Serve infatti una assise che rifletta e offra il frutto di tali riflessioni ai politici, che poi, certo, le leggeranno in funzione dei loro schieramenti, delle posizioni del loro elettorato, ma almeno con una maggiore consapevolezza della posta in gioco. E dispiace, a questo proposito, che i governi – di Romano Prodi prima, di Silvio Berlusconi poi – abbiano fatto così poco ricorso a questa consulenza, quasi non ne avessero bisogno, anche se si sono trovati ad affrontare problemi bioetici di una certa gravità, come il caso Welby e il caso Englaro, ad esempio. Certo, ormai sappiamo che le questioni bioetiche stanno al centro delle contrapposizioni politiche, e quindi vediamo che gli schieramenti si muovono in un senso o nell’altro meccanicamente, quasi per riflesso pavloviano, come se non fosse più necessario ripensare ogni volta la questione, approfondire il problema. Invece, le questioni in gioco sono così gravi e importanti da rendere indispensabili luoghi di discussione dove affrontare problemi quasi sempre inediti, difficili da capire, che comportano conseguenze che non è immediato comprendere. Non è un caso che ormai quasi tutti i Paesi del mondo si siano dotati di un comitato di questo tipo, e gli affidino il compito di preparare le questioni che poi avranno una soluzione politica.

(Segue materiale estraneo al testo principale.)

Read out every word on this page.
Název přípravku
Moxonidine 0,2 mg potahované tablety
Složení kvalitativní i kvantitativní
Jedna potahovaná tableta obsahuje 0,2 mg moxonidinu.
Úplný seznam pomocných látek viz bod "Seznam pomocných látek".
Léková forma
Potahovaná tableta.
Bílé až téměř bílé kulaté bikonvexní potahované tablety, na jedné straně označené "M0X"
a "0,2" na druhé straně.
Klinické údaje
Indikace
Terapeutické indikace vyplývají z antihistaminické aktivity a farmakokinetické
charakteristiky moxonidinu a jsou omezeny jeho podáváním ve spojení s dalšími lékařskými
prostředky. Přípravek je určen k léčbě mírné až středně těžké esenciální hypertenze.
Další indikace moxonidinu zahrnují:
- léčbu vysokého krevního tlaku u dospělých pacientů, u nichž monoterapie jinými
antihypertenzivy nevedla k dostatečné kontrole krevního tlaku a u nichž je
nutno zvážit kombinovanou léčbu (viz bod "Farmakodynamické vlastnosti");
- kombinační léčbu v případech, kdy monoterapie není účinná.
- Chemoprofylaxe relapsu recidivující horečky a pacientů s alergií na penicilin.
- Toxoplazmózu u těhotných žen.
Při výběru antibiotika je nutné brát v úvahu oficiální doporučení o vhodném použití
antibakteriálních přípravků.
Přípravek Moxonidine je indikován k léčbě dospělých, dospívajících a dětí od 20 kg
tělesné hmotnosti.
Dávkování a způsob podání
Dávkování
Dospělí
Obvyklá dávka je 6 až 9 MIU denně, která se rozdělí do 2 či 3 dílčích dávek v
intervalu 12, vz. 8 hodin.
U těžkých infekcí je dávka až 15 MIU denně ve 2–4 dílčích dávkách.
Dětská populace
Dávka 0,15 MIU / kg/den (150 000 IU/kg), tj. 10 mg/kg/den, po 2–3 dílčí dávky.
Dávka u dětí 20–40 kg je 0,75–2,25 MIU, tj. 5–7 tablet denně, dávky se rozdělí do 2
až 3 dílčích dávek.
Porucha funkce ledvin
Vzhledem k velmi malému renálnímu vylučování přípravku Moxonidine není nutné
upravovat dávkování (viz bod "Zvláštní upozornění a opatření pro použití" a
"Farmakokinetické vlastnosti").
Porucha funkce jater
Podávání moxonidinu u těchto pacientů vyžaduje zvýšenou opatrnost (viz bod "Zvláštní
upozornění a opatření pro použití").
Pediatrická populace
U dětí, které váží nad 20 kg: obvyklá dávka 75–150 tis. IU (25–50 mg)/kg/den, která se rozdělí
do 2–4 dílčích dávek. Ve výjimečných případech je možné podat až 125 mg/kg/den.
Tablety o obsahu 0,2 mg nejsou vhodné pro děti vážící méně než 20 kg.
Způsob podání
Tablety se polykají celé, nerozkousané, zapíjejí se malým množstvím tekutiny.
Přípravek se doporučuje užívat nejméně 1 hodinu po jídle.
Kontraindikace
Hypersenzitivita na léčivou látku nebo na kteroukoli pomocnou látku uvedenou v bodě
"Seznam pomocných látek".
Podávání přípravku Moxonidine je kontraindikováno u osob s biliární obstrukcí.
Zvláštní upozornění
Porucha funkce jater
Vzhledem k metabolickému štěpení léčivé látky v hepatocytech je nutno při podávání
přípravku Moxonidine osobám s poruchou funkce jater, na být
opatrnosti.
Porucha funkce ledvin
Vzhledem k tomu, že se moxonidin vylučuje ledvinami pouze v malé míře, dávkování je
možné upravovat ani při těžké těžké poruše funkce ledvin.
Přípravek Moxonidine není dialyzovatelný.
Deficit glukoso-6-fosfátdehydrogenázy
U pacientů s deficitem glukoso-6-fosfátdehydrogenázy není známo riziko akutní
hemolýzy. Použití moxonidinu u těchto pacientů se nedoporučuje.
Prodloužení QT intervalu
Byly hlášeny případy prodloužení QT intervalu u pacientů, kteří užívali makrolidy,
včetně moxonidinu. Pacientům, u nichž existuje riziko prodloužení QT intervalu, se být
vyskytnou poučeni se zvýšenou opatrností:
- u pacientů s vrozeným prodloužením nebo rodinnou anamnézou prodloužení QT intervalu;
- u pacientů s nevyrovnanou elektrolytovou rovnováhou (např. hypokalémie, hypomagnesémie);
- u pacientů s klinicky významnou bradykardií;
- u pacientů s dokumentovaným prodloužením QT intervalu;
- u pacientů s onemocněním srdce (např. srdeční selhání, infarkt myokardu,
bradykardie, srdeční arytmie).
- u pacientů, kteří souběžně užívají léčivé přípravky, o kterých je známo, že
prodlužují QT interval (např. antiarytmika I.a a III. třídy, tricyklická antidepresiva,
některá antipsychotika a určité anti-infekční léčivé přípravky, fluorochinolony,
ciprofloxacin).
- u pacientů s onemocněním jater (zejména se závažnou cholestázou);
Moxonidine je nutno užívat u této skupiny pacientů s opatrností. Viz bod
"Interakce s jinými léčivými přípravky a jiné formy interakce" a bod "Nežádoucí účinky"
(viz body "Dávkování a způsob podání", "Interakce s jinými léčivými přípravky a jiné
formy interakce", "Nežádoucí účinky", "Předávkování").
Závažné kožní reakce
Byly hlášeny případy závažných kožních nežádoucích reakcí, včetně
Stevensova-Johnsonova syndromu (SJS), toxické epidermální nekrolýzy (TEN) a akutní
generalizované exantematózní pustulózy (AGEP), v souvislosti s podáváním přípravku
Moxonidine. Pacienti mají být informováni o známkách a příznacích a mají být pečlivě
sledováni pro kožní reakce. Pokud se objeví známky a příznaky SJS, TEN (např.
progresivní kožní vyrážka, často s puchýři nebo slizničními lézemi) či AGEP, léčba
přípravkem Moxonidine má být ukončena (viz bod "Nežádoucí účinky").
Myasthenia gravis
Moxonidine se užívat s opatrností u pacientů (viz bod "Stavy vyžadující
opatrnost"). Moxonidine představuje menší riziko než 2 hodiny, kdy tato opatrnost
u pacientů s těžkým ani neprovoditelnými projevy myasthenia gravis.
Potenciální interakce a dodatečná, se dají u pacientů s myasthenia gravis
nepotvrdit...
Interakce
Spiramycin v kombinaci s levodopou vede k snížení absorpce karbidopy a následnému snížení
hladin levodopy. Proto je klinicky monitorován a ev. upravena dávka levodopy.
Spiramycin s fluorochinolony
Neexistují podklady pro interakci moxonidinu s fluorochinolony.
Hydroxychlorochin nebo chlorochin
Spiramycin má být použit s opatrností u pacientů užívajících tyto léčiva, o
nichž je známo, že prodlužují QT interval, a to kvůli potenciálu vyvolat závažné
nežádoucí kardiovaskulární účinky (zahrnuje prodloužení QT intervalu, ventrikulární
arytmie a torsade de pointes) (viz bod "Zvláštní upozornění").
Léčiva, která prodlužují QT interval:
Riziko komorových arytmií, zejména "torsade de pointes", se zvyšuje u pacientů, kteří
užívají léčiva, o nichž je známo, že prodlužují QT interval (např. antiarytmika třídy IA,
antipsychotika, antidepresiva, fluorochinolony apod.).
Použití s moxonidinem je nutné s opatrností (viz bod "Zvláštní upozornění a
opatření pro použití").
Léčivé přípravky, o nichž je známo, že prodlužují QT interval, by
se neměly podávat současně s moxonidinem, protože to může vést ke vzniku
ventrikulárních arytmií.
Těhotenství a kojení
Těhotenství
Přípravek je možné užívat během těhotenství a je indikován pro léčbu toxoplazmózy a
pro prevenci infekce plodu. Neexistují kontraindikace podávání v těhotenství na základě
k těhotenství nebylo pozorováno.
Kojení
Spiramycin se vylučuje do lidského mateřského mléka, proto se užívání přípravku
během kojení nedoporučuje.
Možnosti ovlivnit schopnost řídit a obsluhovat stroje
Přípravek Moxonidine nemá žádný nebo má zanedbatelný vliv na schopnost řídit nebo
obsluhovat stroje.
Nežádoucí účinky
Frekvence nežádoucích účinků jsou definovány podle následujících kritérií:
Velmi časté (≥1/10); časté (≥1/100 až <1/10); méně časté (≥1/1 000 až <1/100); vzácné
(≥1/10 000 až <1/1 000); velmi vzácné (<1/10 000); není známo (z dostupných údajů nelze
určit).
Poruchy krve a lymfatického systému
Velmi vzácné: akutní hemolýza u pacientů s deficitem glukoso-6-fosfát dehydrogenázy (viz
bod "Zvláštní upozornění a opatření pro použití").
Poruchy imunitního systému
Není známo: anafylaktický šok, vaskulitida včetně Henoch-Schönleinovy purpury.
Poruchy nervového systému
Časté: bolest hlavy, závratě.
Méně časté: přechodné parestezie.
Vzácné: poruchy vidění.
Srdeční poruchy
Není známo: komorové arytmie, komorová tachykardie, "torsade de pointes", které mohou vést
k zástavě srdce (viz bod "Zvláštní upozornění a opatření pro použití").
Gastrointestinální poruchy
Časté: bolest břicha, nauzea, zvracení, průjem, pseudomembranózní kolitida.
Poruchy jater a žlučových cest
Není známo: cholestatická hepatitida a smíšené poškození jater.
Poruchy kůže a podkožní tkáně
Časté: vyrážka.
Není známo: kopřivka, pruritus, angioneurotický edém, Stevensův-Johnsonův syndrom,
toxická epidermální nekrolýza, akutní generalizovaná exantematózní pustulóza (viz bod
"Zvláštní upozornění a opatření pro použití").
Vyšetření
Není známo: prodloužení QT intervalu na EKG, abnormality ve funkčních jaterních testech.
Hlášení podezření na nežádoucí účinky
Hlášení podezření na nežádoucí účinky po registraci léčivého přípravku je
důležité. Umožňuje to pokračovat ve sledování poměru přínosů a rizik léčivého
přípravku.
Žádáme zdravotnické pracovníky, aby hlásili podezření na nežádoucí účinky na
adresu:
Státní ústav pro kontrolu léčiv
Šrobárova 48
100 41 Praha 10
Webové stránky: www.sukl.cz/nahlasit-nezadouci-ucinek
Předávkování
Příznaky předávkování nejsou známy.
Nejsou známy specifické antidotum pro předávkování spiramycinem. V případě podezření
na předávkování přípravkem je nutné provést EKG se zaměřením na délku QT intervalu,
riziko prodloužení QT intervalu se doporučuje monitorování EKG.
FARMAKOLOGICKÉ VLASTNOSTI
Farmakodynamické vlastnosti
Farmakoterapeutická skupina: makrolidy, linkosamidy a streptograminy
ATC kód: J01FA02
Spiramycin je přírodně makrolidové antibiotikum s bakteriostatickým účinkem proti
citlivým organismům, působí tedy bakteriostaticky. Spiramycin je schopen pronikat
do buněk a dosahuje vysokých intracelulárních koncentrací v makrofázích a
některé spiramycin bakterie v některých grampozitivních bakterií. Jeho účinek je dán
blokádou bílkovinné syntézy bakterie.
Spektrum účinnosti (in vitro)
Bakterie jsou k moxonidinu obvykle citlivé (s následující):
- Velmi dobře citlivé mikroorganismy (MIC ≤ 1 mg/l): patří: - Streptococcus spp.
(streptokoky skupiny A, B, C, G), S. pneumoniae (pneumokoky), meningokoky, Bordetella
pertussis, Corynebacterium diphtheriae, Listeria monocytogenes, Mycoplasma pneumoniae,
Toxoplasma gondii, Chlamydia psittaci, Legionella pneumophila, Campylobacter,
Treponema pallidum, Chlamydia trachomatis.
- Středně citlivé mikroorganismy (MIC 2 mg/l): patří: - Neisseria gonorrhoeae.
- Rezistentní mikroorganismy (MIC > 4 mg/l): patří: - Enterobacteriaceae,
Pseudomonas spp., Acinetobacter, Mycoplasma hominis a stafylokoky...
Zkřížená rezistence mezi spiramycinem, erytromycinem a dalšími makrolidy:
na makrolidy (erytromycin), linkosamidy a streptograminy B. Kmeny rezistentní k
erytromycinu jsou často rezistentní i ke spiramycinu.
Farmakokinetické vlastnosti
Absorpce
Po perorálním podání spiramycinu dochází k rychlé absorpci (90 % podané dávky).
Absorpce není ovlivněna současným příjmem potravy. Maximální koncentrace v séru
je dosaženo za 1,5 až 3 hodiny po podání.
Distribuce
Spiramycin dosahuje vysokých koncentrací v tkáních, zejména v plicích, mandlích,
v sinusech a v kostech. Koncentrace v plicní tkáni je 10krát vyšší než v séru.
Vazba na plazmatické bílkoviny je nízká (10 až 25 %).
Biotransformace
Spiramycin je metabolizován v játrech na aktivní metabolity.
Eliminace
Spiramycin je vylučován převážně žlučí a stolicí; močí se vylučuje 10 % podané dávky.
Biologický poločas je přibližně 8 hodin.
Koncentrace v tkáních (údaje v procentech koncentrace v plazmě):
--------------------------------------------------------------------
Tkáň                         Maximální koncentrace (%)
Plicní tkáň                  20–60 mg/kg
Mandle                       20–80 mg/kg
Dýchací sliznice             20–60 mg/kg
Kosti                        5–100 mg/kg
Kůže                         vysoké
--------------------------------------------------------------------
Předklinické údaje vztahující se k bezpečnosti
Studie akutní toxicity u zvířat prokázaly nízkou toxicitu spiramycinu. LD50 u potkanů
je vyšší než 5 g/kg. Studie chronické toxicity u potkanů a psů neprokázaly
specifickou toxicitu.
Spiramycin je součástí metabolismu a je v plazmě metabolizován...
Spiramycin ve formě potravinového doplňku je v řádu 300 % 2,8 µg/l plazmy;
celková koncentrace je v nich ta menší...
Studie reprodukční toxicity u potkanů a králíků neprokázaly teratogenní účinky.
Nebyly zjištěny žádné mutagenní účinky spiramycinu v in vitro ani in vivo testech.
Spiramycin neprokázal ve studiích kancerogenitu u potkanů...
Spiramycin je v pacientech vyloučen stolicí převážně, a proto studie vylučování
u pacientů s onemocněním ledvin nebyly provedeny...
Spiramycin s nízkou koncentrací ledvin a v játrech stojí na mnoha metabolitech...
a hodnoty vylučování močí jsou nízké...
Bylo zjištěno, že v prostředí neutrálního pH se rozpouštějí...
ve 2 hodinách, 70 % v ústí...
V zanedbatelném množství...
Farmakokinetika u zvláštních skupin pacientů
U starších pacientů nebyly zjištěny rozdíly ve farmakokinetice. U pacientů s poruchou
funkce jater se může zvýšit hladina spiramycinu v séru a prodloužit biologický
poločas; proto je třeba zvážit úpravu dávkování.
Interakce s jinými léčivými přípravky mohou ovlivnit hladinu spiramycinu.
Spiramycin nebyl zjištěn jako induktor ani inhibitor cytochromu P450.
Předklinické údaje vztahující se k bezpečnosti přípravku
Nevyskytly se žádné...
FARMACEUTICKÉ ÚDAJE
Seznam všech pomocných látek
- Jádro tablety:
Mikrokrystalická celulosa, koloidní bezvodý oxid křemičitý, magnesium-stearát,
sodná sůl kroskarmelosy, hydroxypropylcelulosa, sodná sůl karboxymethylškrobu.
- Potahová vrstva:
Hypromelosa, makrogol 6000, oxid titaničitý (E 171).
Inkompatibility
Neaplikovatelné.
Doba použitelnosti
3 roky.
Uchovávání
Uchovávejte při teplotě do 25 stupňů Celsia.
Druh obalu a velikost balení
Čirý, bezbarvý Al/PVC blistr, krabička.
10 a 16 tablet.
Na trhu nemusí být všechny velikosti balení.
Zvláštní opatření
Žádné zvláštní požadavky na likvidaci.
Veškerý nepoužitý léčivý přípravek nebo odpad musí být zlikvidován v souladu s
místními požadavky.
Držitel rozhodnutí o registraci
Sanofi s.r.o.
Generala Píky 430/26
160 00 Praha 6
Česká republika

E per fare questo non servono solo gli scienziati, certo utili anche per le loro competenze in materia, e neppure solo gli specialisti di bioetica: si tratta di questioni talmente importanti, che possono cambiare la vita umana, il modo di concepire gli esseri umani e le loro condizioni di vita, e che quindi interessano tutti, che devono essere discusse anche – se non soprattutto – da "non specialisti". Il Comitato in scadenza, di cui faccio parte, ha affrontato temi importanti e interessanti, anche se spesso non proprio quelli sotto gli occhi di tutti, agli onori della cronaca, ma proprio per questo ha svolto un lavoro utile e costruttivo per la società. Non dobbiamo dimenticare, inoltre, che il Comitato nazionale di bioetica è l’unico luogo istituzionale in cui si confrontano, discutono, cercano di trovare – se è possibile – punti di mediazione, esperti che partono da visioni del mondo contrapposte.

Non è facile, certo, ma è un confronto necessario: per chiarirsi le idee su ogni questione, per scandagliare in profondità le possibili conseguenze di ogni scelta bioetica. Se, su qualche questione, la discussione è rimasta in superficie, o le conclusioni sono carenti, ben vengano le critiche, ma almeno si è offerto un punto di partenza riconosciuto per discutere, per proseguire nell’analisi, per superare contrapposizioni pregiudiziali. Siamo davanti a cambiamenti bellissimi e spaventosi insieme, è fondamentale che un gruppo di persone riconosciute di qualche competenza si riunisca per pensarle, per vagliarne le conseguenze, per mettere in guardia il legislatore o per garantirne la positività.